Prothrombin is a component of blood clotting. It is formed in the liver and converted by an activator into thrombin, which is relevant for blood clotting. Thrombin ensures that platelets are released and can form a wound closure (platelet aggregation).Furthermore, thrombin converts fibrinogen into fibrin, which is a component of a thrombus (blood clot).
In the case of a mutation of the genes that regulate factor II (prothrombin mutation G20210A), there is too much prothrombin in the blood.
About 2% of the population in Europe is affected by such a mutation. If this mutation is inherited from only one parent (heterozygous), the risk of deep venous thrombosis (DVT) increases 3-fold compared to people without the mutation. That the mutation is inherited from both parents (homozygous) has occurred only rarely.Pregnant women with a factor II mutation even have a 15-fold increased risk of thrombosis.
The procedure
Material needed
- EDTA blood (a completely filled tube).
Preparation of the patient
- Not necessary
Disruptive factors
- The analysis should be done within a few hours (otherwise freeze).
Normal value
Prothrombin %. | 70-100 |
Indications (areas of application)
- Suspicion of increased thrombosis tendency (thrombophilia screening).
- Fresh thrombosis
- Thrombosis at a young age
- Two months after thrombosis
- Thrombosis in an unusual part of the body (e.g., eye)

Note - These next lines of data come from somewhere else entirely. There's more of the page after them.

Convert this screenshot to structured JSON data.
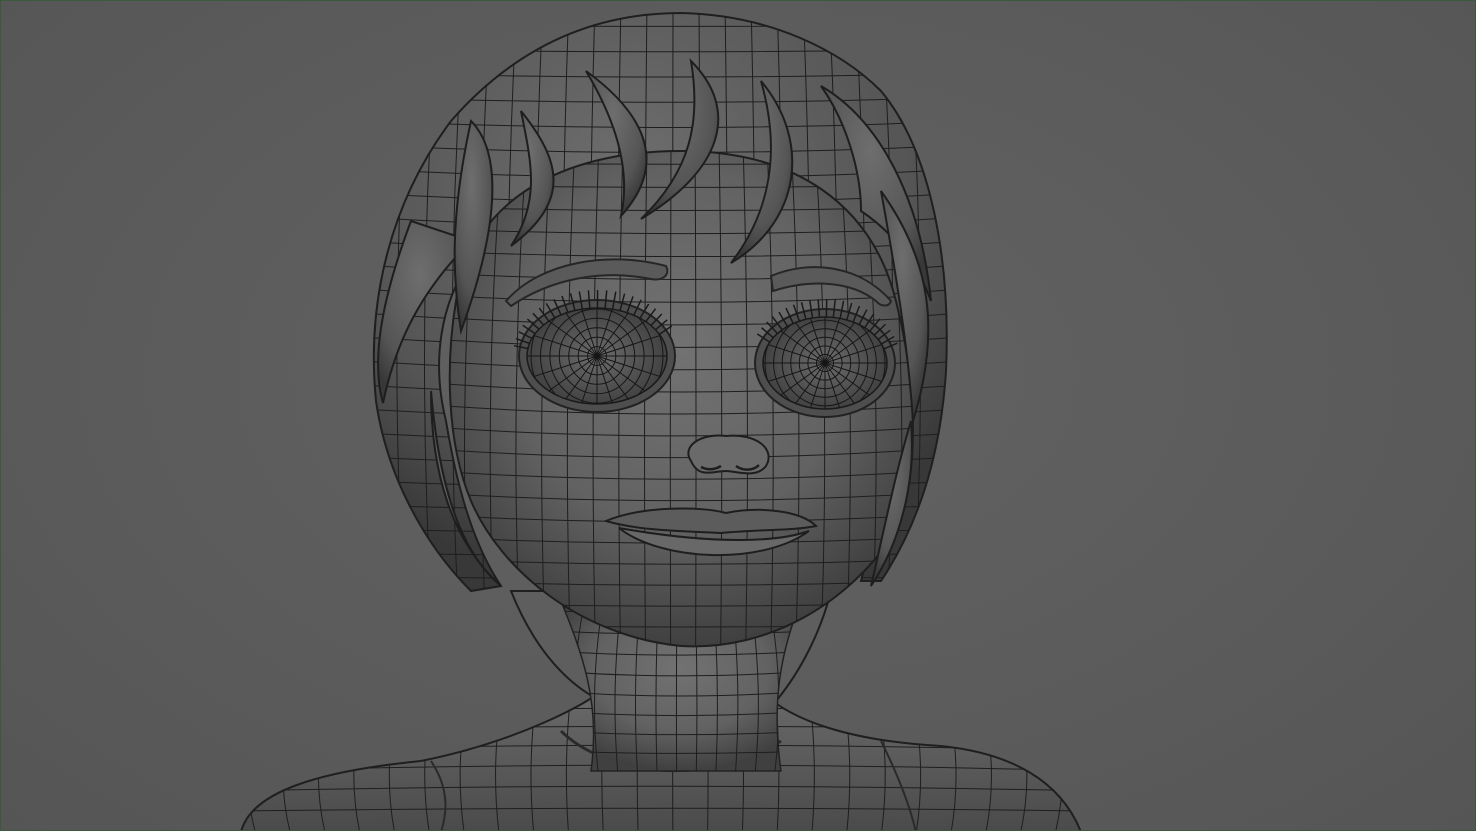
{
  "viewport": {
    "kind": "3d-modeling-viewport",
    "display_mode": "smooth-shaded-with-wireframe",
    "model": "stylized-character-head-bust",
    "colors": {
      "background": "#5d5d5d",
      "frame_border": "#3b5a3b",
      "mesh_fill": "#6a6a6a",
      "mesh_shadow": "#3c3c3c",
      "wire": "#1e1e1e"
    }
  }
}
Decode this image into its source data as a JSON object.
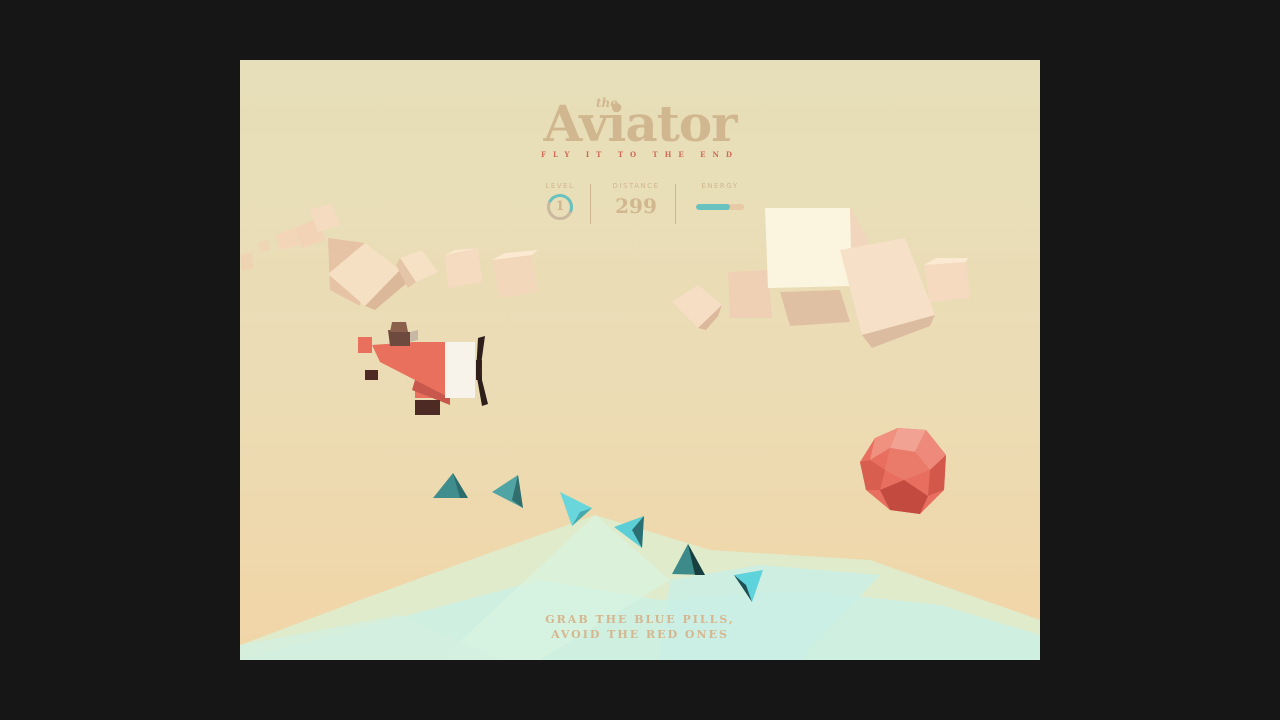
{
  "game": {
    "title_prefix": "the",
    "title": "Aviator",
    "subtitle": "FLY IT TO THE END"
  },
  "hud": {
    "level_label": "LEVEL",
    "level_value": "1",
    "level_progress": 0.3,
    "distance_label": "DISTANCE",
    "distance_value": "299",
    "energy_label": "ENERGY",
    "energy_level": 0.7
  },
  "instructions": {
    "line1": "GRAB THE BLUE PILLS,",
    "line2": "AVOID THE RED ONES"
  },
  "colors": {
    "sky_top": "#e6dfb9",
    "sky_bottom": "#f1d5a6",
    "title": "#d1b790",
    "subtitle": "#cf6a56",
    "plane_red": "#e8705c",
    "pill_blue": "#68c3c0",
    "enemy_red": "#e86f5f",
    "sea": "#cdf0e0"
  },
  "icons": {
    "plane": "airplane-icon",
    "pill": "blue-pill-icon",
    "enemy": "red-enemy-icon",
    "cloud": "cube-cloud-icon"
  }
}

- Before hormonal contraception (contraception).
- Before pregnancy or after an abortion (miscarriage).
Interpretation
Interpretation of increased values
- Thrombophilia
Interpretation of decreased values
- Liver dysfunction
Other indications
- Insufficient factor II function may also be due to acquired causes such as therapy with anticoagulants (anticoagulant drugs), pregnancy, use of hormonal contraceptives (“the pill”), or liver disease.